In einem halbem Jahr – am 31. Dezember – endet die Ära des Heimatmuseums. Von da an solle der Stein daran erinnern, dass es in Pommern von 1310 bis 1945 die Stadt Neustettin gegeben habe, erklärte Gesine Reinstrom, Vorsitzende des Neustettiner Kreisverbandes. Sie äußerte am Neustettin-Gedenkstein neben dem Museum den Wunsch nach einer Vitrine im Eutiner Rathaus oder im Kreishaus als ständige Einrichtung. Das konnte Dieter Holst nicht zusagen. Allerdings stellte er in Aussicht, dass die Neustettiner einmal im Jahr eine Ausstellung im Rathaus oder im Bauamt gestalten könnten, um die Erinnerung zu pflegen. „Es ist wichtig, dass es Orte gibt, die Erinnerung wachzuhalten“, so Holst. Die Tatsache, dass der Museumsbestand eine neue Heimat findet, mache der Stadt die Verantwortung leichter, dass sie den Mietvertrag habe kündigen müssen.

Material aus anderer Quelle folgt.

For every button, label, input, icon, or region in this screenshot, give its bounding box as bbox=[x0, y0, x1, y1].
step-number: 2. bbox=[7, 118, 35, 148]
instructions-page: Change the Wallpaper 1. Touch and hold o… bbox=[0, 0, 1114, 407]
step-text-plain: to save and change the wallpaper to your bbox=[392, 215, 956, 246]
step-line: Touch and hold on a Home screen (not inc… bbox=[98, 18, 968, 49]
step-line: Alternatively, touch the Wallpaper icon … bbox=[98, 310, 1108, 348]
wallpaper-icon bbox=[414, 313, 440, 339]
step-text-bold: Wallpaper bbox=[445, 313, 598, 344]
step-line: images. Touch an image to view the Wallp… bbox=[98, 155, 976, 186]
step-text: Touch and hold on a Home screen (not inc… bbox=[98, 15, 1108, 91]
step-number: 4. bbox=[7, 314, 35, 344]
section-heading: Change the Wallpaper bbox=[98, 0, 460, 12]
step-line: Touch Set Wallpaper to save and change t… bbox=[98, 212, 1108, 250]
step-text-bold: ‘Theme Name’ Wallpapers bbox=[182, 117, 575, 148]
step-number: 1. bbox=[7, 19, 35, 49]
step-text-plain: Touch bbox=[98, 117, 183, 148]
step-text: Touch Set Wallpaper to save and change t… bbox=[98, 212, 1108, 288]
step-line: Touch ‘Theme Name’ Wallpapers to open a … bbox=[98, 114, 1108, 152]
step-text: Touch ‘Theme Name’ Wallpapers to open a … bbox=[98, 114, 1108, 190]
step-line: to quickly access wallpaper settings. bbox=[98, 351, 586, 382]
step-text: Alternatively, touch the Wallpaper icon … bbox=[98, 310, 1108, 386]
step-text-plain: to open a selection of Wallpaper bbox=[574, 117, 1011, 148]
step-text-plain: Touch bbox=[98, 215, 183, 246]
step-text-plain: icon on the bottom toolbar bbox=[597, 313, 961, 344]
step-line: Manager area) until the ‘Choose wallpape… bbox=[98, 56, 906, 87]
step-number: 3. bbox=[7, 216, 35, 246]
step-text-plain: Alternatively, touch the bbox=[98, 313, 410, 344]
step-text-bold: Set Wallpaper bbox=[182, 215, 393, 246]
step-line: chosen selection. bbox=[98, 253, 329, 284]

Schriften und Inventar wird aufgeteilt

Nach Reinstroms Worten werden die Schriften verteilt auf die Martin-Opitz-Bibliothek in Herne und das Archiv des pommerschen Greif in Züssow. Die Exponate gehen ins Pommersche Landesmuseum in Greifswald, in die Ausstellung der Stiftung Flucht, Vertreibung und Versöhnung in Berlin und in das Dorf- und Schulmuseum in Schönwalde. Das Museum lebe weiter in einem virtuellen Rundgang im Internet.

Mrozek betonte, er empfinde es als Verlust, dass das Museum aus der Öffentlichkeit verschwindet, und hätte das Angebot gleichwertiger Ersatzräume durch die Stadt oder eine dauerhafte Ausstellungsecke mit ein paar Exponaten als Geste den Neustettinern gegenüber begrüßt.


Probleme auf dem Weg in die Zukunft

Die Schließung sei wie eine zweite Vertreibung aus der Heimat, die Sammlung ein symbolischer Ort der Sicherstellung, dass die eigene Geschichte nicht vergessen wird, erklärte der Historiker Dr. Wolfgang Kessler in einem Vortrag. Es seien immer Einzelne, die sich engagiert hätten. Es fehle fast überall an aktiver Weiterentwicklung, die Heimatmuseen gingen zurück. Finanzielle Mittel würden knapper, Zeitzeugen würden immer weniger. Nachgeborene könnten nur Erzählungen ihrer Voreltern weitergeben. Doch die individuelle Erinnerung könne einem keiner nehmen. „Vielleicht gelingt es, eine Kommunikationsplattform zu installieren“, erklärte Kessler im Hinblick auf eine digitale Präsentation. Auch diese brauche Geld, Personal und Leute, die sich engagierten. Der Neustettiner Kreisverband werde diese Arbeit nicht leisten können.